Pouco comeram. Com a emoção, Sofia sentiu um aperto no estômago e Francesca, em contrapartida, sentiu um aperto por causa da tristeza. Nando demonstrava ser muito mais homem do que Kamal. Regressava a uma cidade que tão mal o tinha tratado, em busca da mulher que amava, consciente dos escolhos que teria de vencer, pois lutar contra a inimizade dos Martínez Olazábal não era pera doce. Por fim, Francesca falou:
– Estou feliz por ti, muito feliz – fez notar. – Sofia, conta com toda a minha ajuda. Se não soube ajudar-te da outra vez, neste momento farei tudo o que estiver ao meu alcance para que o vosso amor se concretize. Tudo – disse e voltou a apertar-lhe a mão.
– Para já, digo que vou passar esta noite contigo na casa do Fredo.
– Está bem! – disse Francesca e não pôde evitar a inveja que a embargou. Também ela desejava passar a noite nos braços do amante.
– Posso sentar-me?
Sofia e Francesca ergueram os olhos e depararam-se com Aldo.
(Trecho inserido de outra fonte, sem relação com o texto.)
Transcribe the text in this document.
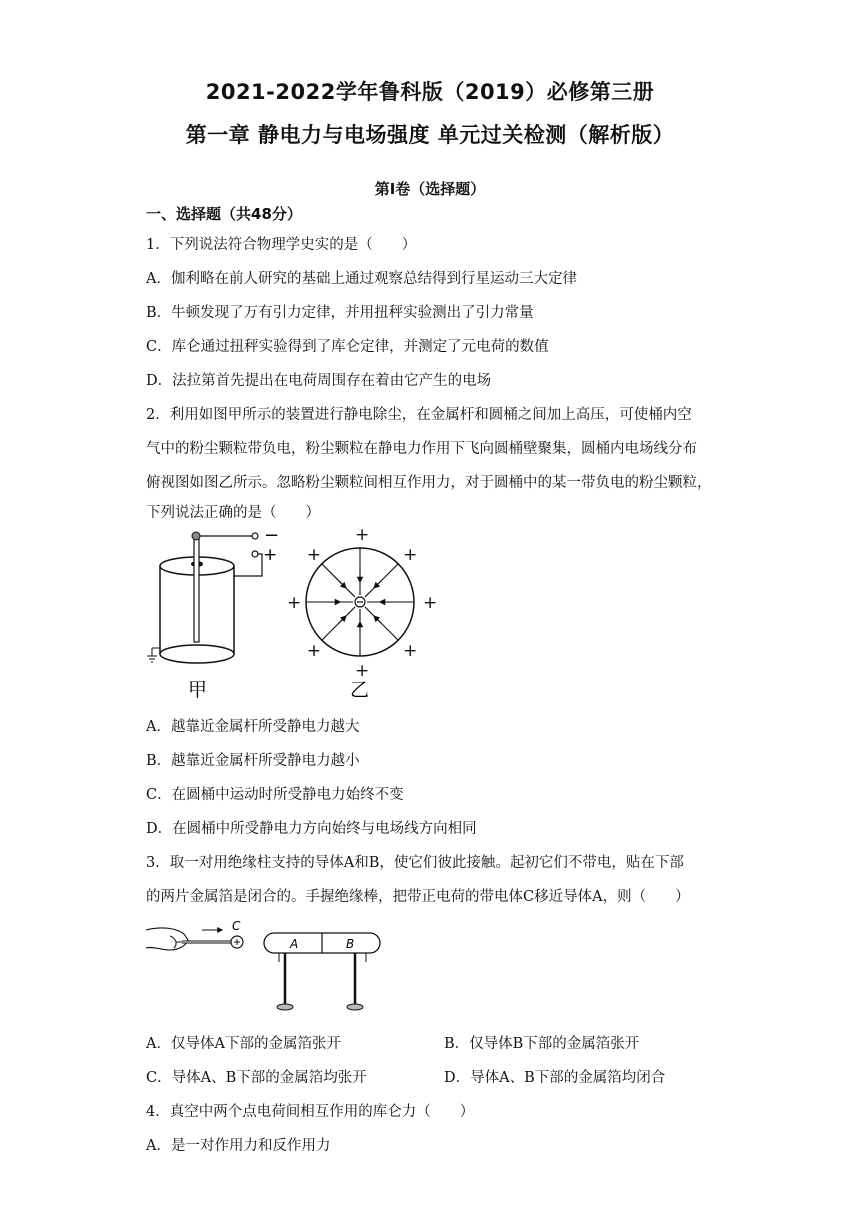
2021-2022学年鲁科版（2019）必修第三册
第一章 静电力与电场强度 单元过关检测（解析版）
第Ⅰ卷（选择题）
一、选择题（共48分）
1．下列说法符合物理学史实的是（　　）
A．伽利略在前人研究的基础上通过观察总结得到行星运动三大定律
B．牛顿发现了万有引力定律，并用扭秤实验测出了引力常量
C．库仑通过扭秤实验得到了库仑定律，并测定了元电荷的数值
D．法拉第首先提出在电荷周围存在着由它产生的电场
2．利用如图甲所示的装置进行静电除尘，在金属杆和圆桶之间加上高压，可使桶内空
气中的粉尘颗粒带负电，粉尘颗粒在静电力作用下飞向圆桶壁聚集，圆桶内电场线分布
俯视图如图乙所示。忽略粉尘颗粒间相互作用力，对于圆桶中的某一带负电的粉尘颗粒，
下列说法正确的是（　　）
−
+
甲
+
+
+
+
+
+
+
+
乙
A．越靠近金属杆所受静电力越大
B．越靠近金属杆所受静电力越小
C．在圆桶中运动时所受静电力始终不变
D．在圆桶中所受静电力方向始终与电场线方向相同
3．取一对用绝缘柱支持的导体A和B，使它们彼此接触。起初它们不带电，贴在下部
的两片金属箔是闭合的。手握绝缘棒，把带正电荷的带电体C移近导体A，则（　　）
C
A	B
A．仅导体A下部的金属箔张开	B．仅导体B下部的金属箔张开
C．导体A、B下部的金属箔均张开	D．导体A、B下部的金属箔均闭合
4．真空中两个点电荷间相互作用的库仑力（　　）
A．是一对作用力和反作用力
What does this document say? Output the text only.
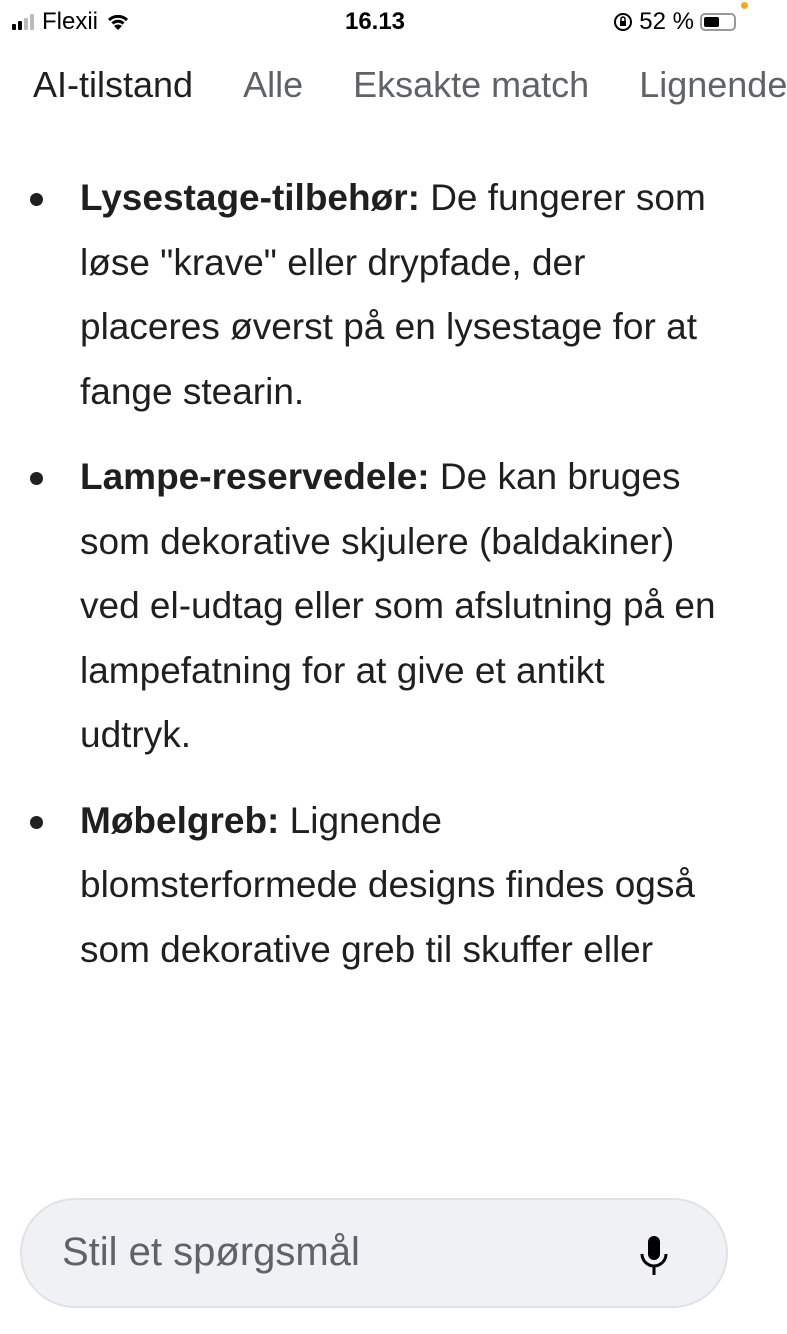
Flexii	16.13	52 %
AI-tilstand Alle Eksakte match Lignende
Lysestage-tilbehør: De fungerer som løse "krave" eller drypfade, der placeres øverst på en lysestage for at fange stearin.
Lampe-reservedele: De kan bruges som dekorative skjulere (baldakiner) ved el-udtag eller som afslutning på en lampefatning for at give et antikt udtryk.
Møbelgreb: Lignende blomsterformede designs findes også som dekorative greb til skuffer eller
Stil et spørgsmål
De pé, junto da mesa, aguardava uma resposta. Os seus olhos não se afastavam de Francesca. Ela também lhe susteve o olhar, analisando-o com atenção sem se dar conta. Descobriu uma decisão na sua atitude que a surpreendeu, achou-o atraente, bem vestido, o cabelo cuidadosamente penteado, rodeado por aquele aroma de alfazema que tinha usado nos tempos de Arroyo Seco. Este Aldo nada tinha a ver com a imagem alcoolizada e melancólica descrita por Sofia nas suas cartas. Francesca levantou-se decidida e tirou da carteira algumas notas, que pousou na mesa.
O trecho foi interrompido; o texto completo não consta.